Big brother needed: The album Hell Hath No Fury by Clipse is one of the best rap records ever made. Don’t listen to me, just think about the fact that XXL magazine gave it an XXL rating (the equivalent of five stars) upon its 2006 release; that’s an honor they’ve only bestowed upon a handful of records. Clipse, two brothers from Virginia—Terrence “Pusha T” Thornton and Gene “Malice” Thornton—mine the familiar themes of drugs and money with dark humor and poetic phrasing. Here’s a sample Pusha T verse about the cocaine trade: “Out in Panama in the amazing sun / I’m amazing, son / You niggas wonder where my grace is from / I speak with corrupted tongue / Recognized the underworld since I was young.”

The Neptunes produced the entire Fury album, which gives it a coherent sound—one that’s snaky and ominous, leavened by tinkling triangles and bubbling synth lines. Pharrell raps and sings on so many of the tracks on both this album and its predecessor, 2002’s Lord Willin’, that he practically seems like the group’s third member.

Which raises the question: Now that Pusha T has released his first solo album, how does he fare without the support of his brother and the Neptunes?

The artist’s November 30th visit to Ace of Spades gave him an opportunity to answer that question. But first the audience was made to suffer through three hours of opening acts of varying quality. One guest crew wandered sleepily out onstage only to have a couple of its members proceed to plop down by the deejay platform and text. At one point there was also a baby onstage. Some rappers tossed out Capri Sun juice packs to the crowd. The DJ played tracks such as the Notorious B.I.G.’s “Hypnotize,” which made me realize that this song is now my generation’s equivalent of “Pretty Woman”: a great song that I never, ever want to hear again.

Pusha finally took the stage at 11 p.m. for a large but only moderately enthusiastic crowd.

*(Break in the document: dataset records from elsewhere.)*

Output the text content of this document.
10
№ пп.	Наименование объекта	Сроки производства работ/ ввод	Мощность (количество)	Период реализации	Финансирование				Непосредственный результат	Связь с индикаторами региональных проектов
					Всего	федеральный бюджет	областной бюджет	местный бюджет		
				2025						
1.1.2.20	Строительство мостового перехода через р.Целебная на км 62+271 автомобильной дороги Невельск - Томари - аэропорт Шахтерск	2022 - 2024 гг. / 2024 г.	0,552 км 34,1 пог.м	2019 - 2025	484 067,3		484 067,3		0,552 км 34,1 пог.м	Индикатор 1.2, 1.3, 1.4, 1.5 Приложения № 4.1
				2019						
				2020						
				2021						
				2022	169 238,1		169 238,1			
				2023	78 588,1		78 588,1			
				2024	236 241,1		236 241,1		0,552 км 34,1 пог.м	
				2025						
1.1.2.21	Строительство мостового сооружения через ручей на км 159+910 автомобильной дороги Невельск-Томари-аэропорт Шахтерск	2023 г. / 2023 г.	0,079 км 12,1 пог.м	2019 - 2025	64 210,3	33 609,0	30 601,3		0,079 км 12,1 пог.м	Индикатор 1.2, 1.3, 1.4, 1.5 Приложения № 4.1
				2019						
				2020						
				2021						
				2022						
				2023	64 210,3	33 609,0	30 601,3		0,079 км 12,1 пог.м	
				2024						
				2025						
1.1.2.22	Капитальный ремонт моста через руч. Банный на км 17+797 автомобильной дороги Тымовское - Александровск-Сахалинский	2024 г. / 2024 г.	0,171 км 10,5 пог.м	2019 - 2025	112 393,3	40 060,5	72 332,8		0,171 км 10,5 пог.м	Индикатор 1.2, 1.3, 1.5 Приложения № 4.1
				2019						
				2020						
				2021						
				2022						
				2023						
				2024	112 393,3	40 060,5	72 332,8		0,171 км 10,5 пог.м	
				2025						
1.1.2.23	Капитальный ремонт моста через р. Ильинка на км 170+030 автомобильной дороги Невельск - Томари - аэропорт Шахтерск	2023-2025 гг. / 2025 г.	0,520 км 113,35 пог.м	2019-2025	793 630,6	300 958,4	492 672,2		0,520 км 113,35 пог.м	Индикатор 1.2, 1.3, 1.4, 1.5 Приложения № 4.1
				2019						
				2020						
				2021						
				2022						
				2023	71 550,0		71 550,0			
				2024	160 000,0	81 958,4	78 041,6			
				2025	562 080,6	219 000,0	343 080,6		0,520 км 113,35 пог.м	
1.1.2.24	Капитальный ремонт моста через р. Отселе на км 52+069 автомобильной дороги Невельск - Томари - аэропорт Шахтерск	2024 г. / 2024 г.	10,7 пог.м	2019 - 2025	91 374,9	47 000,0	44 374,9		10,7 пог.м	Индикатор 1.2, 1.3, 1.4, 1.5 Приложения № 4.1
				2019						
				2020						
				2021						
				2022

The sound was super muddy—he performed a couple of Clipse songs early, but I didn’t recognize “Grindin’” until the song got to the chorus. If anyone thought Pusha T would perform Clipse’s greatest hits (OK, I was kind of hoping he would), the artist quickly dashed those hopes by declaring, “Enough of that throwback shit.” Almost half of his set consisted of his recent Kanye West collaborations, including two tracks from West’s 2010 album, My Beautiful Dark Twisted Fantasy. Makes sense; Pusha T’s latest album, My Name Is My Name, was released via West’s GOOD record label (a subsidiary of the Island Def Jam Music Group), and West produced and co-wrote much of its music.

The hip-hop artist performed standout tracks from that record, including the spare and intense Kendrick Lamar collaboration “Nosetalgia” and the moody tune “Sweet Serenade” which, on record, features a chorus by creepy fedora-wearer Chris Brown.

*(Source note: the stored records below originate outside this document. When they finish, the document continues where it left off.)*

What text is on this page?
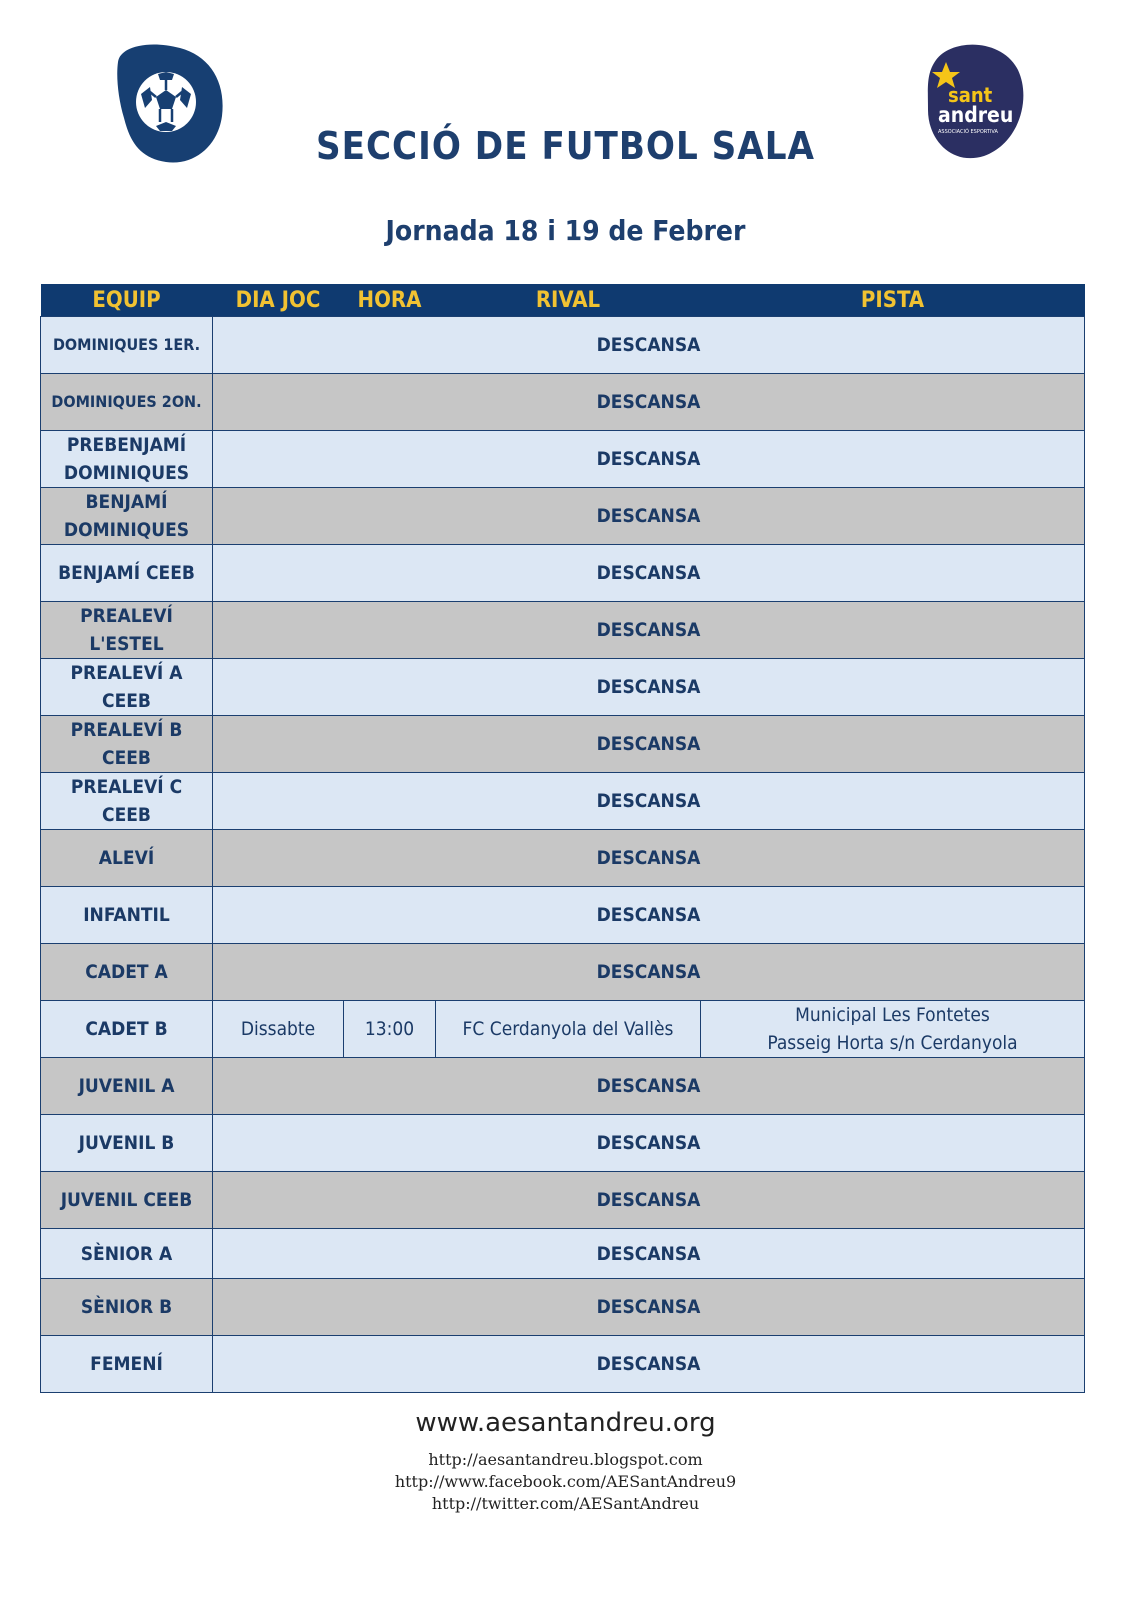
sant
andreu
ASSOCIACIÓ ESPORTIVA
SECCIÓ DE FUTBOL SALA
Jornada 18 i 19 de Febrer
EQUIP	DIA JOC	HORA	RIVAL	PISTA
DOMINIQUES 1ER.	DESCANSA			
DOMINIQUES 2ON.	DESCANSA			
PREBENJAMÍ DOMINIQUES	DESCANSA			
BENJAMÍ DOMINIQUES	DESCANSA			
BENJAMÍ CEEB	DESCANSA			
PREALEVÍ L'ESTEL	DESCANSA			
PREALEVÍ A CEEB	DESCANSA			
PREALEVÍ B CEEB	DESCANSA			
PREALEVÍ C CEEB	DESCANSA			
ALEVÍ	DESCANSA			
INFANTIL	DESCANSA			
CADET A	DESCANSA			
CADET B	Dissabte	13:00	FC Cerdanyola del Vallès	Municipal Les Fontetes
Passeig Horta s/n Cerdanyola

JUVENIL A	DESCANSA			
JUVENIL B	DESCANSA			
JUVENIL CEEB	DESCANSA			
SÈNIOR A	DESCANSA			
SÈNIOR B	DESCANSA			
FEMENÍ	DESCANSA			
www.aesantandreu.org
http://aesantandreu.blogspot.com
http://www.facebook.com/AESantAndreu9
http://twitter.com/AESantAndreu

It was a treat to see Pusha T in the flesh, but the energy of the crowd was low and the 30-minute show lacked that frisson that takes things to the next level. Maybe Pusha does need Pharrell and his big bro after all. These days, Malice goes by the name No Malice and has found God—so that one’s iffy, but Pharrell produced two of the best tracks on My Name Is My Name, so King Push just might reign again.

—Becky Grunewald

Goodbye is never forever: Sacramento power-pop legends the Decibels played what will likely be the band’s final show on November 30 at Old Ironsides. Well, its final stateside show, anyway. The four-piece, fronted by Dean Seavers, is making a jaunt to Spain this month to play a few gigs, but due to ongoing throat problems for Seavers—the songwriter-vocalist is dealing with a recurring condition that causes tumors to grow on his vocal chords—this was probably the last chance to see them locally. At least it was a doozy. The band, which has been around in one form or another since 1993, played to a packed and sweaty crowd, and despite the emotional weight that the evening carried, the mood was nonetheless festive and energetic, joyful even. Seavers may not sing again after that trip abroad, but if this must be the end, then what a beautiful end it has been.